Lo sciopero dei lavoratori di Amazon in Italia, la mobilitazione – molto più consistente, e non poteva che essere così – negli Stati Uniti, ci parlano della possibile rinascita di un conflitto sui luoghi di lavoro che restituisca dignità a chi fatica, che liberi dalle catene e dai capestri a cui ci siamo abituati da troppo tempo, all’insegna del complesso di Crisotemi di cui abbiamo abbondantemente parlato.

L’inchiesta «Lavoratori di Amazon uniti», ripresa dal The New York Times Magazine e pubblicata da Internazionale lo conferma.

Come sapete è da tempo che penso che lo strapotere di Amazon sia determinato dalla soggezione dei governi nazionali – e ahinoi anche dell’Unione europea – e anche dai limiti del capitalismo locale, che si è fatto travolgere, quando avrebbe avuto tutti gli strumenti per costruire qualcosa di simile e forse di più umano. Dico forse perché i magazzini di Stradella, quelli non-Amazon, raccontano storie di disumanità.

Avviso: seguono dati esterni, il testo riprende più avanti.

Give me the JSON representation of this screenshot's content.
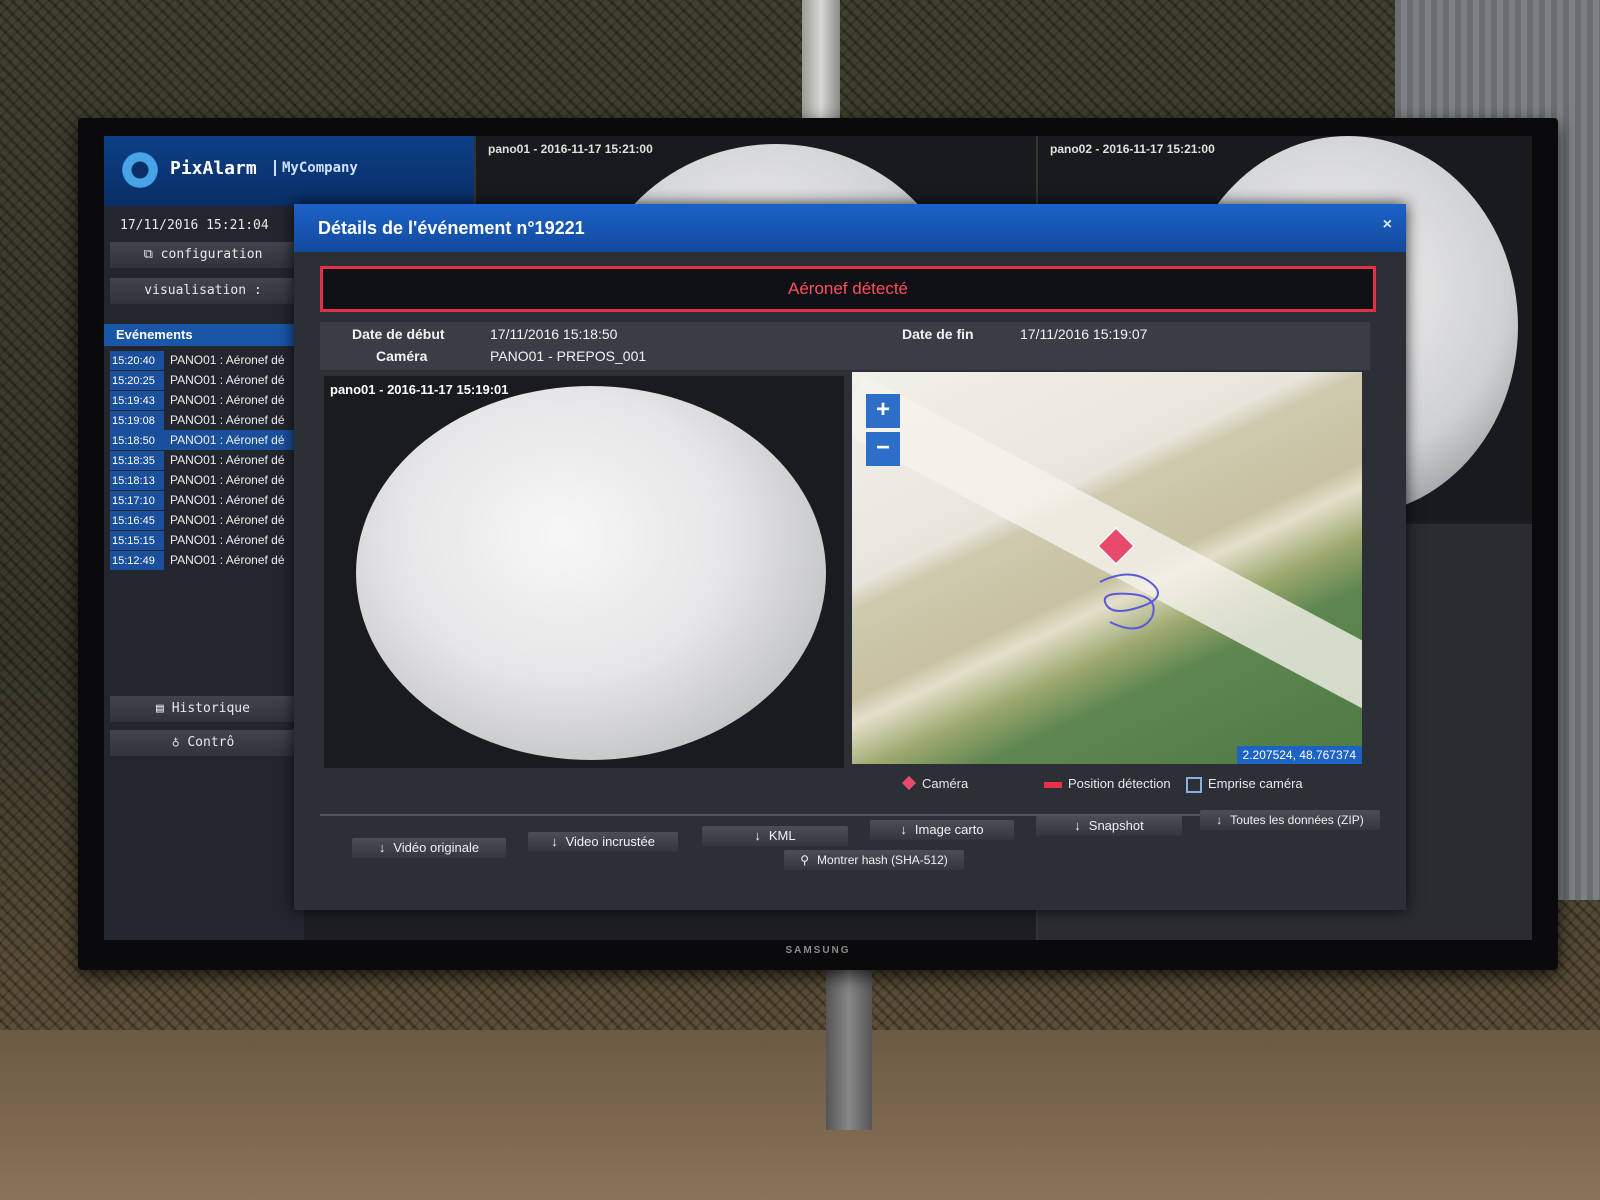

Curioso che questa vicenda sia partita dai libri, peraltro. E che non sia stata accompagnata – paradosso dei paradossi – da una riflessione politica e prima ancora culturale, se non da piccole nicchie di persone che passano per ossessionati.

È venuto il tempo della lotta e delle rivendicazioni, se non vogliamo che salti tutto per aria. Il tempo della concorrenza leale, che è sinonimo di uguaglianza, in una società di mercato. Il tempo in cui siano sbaragliati i conflitti di interessi e che le tassi le paghino soprattutto coloro che fanno profitti mostruosi. Ed è venuto il tempo di piattaforme buone, che usino gli strumenti della tecnologia non per avvilire i lavoratori, ma per farli lavorare in condizioni dignitose, ben retribuite, assicurate e garantite da un contratto.

Dai libri si è passati ai panini, ma la storia è la stessa. Ed è la storia dei tempi in cui viviamo.